First, the vulnerability is substrate-specific in a way that is invisible from the model's level of description. The same hammering techniques produced eight bit-flips on the A6000 but zero on a RTX 3080 (same GDDR6 family, different chip) and on an A100 (HBM2e memory, different architecture). An ML practitioner deploying a model cannot, from the model's behaviour, distinguish which of these substrates their weights are sitting on.
Second, the mitigations live at levels below the model and are traded against performance. Error-Correcting Code (ECC) refers to extra bits alongside data that let the system detect and sometimes correct bit flips. This can correct single bit-flips on the A6000 but is disabled by default because enabling it costs 6.5% memory and 3–10% inference slowdown. The substrate's safety-relevant behaviour is thus partly a function of decisions made by hardware vendors, cloud providers, and system administrators outside of typical AI safety threat models.

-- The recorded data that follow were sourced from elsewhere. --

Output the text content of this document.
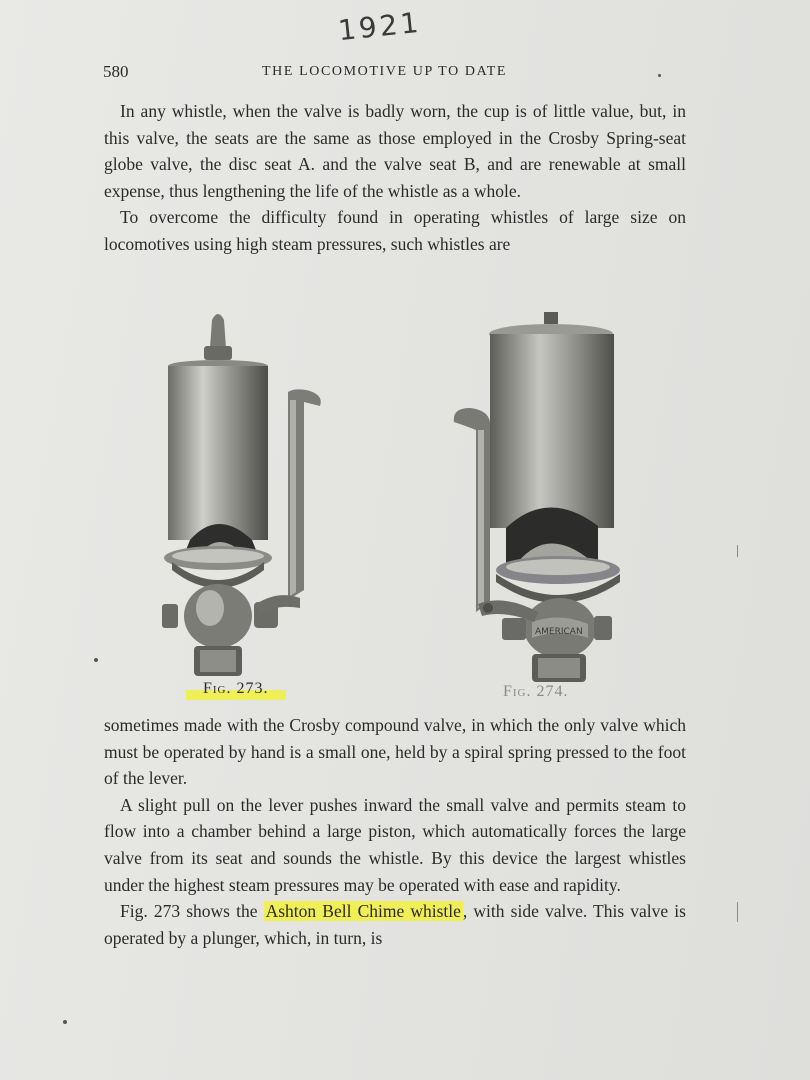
1921
580	THE LOCOMOTIVE UP TO DATE

In any whistle, when the valve is badly worn, the cup is of little value, but, in this valve, the seats are the same as those employed in the Crosby Spring-seat globe valve, the disc seat A. and the valve seat B, and are renewable at small expense, thus lengthening the life of the whistle as a whole.

To overcome the difficulty found in operating whistles of large size on locomotives using high steam pressures, such whistles are

AMERICAN
Fig. 273.	Fig. 274.

sometimes made with the Crosby compound valve, in which the only valve which must be operated by hand is a small one, held by a spiral spring pressed to the foot of the lever.

A slight pull on the lever pushes inward the small valve and permits steam to flow into a chamber behind a large piston, which automatically forces the large valve from its seat and sounds the whistle. By this device the largest whistles under the highest steam pressures may be operated with ease and rapidity.

Fig. 273 shows the Ashton Bell Chime whistle , with side valve. This valve is operated by a plunger, which, in turn, is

This is the same structural pattern as Cases 1 and 2, now at the physical layer. A property established at one level of abstraction—behavioural alignment of a DNN, evaluated on standard benchmarks—depends on choices made at a lower, untracked level — the specific DRAM chip and its configuration (e.g., ECC). Those choices change across cloud GPU generations and deployment settings.
Safety evaluations in AI: ablation studies, behavioural evals, weight-level analysis are substrate-sensitive.
Note that Rushing & Nanda measure this over the top 2% of tokens by direct effect, and they describe it as a "directional metric" rather than a precise quantity.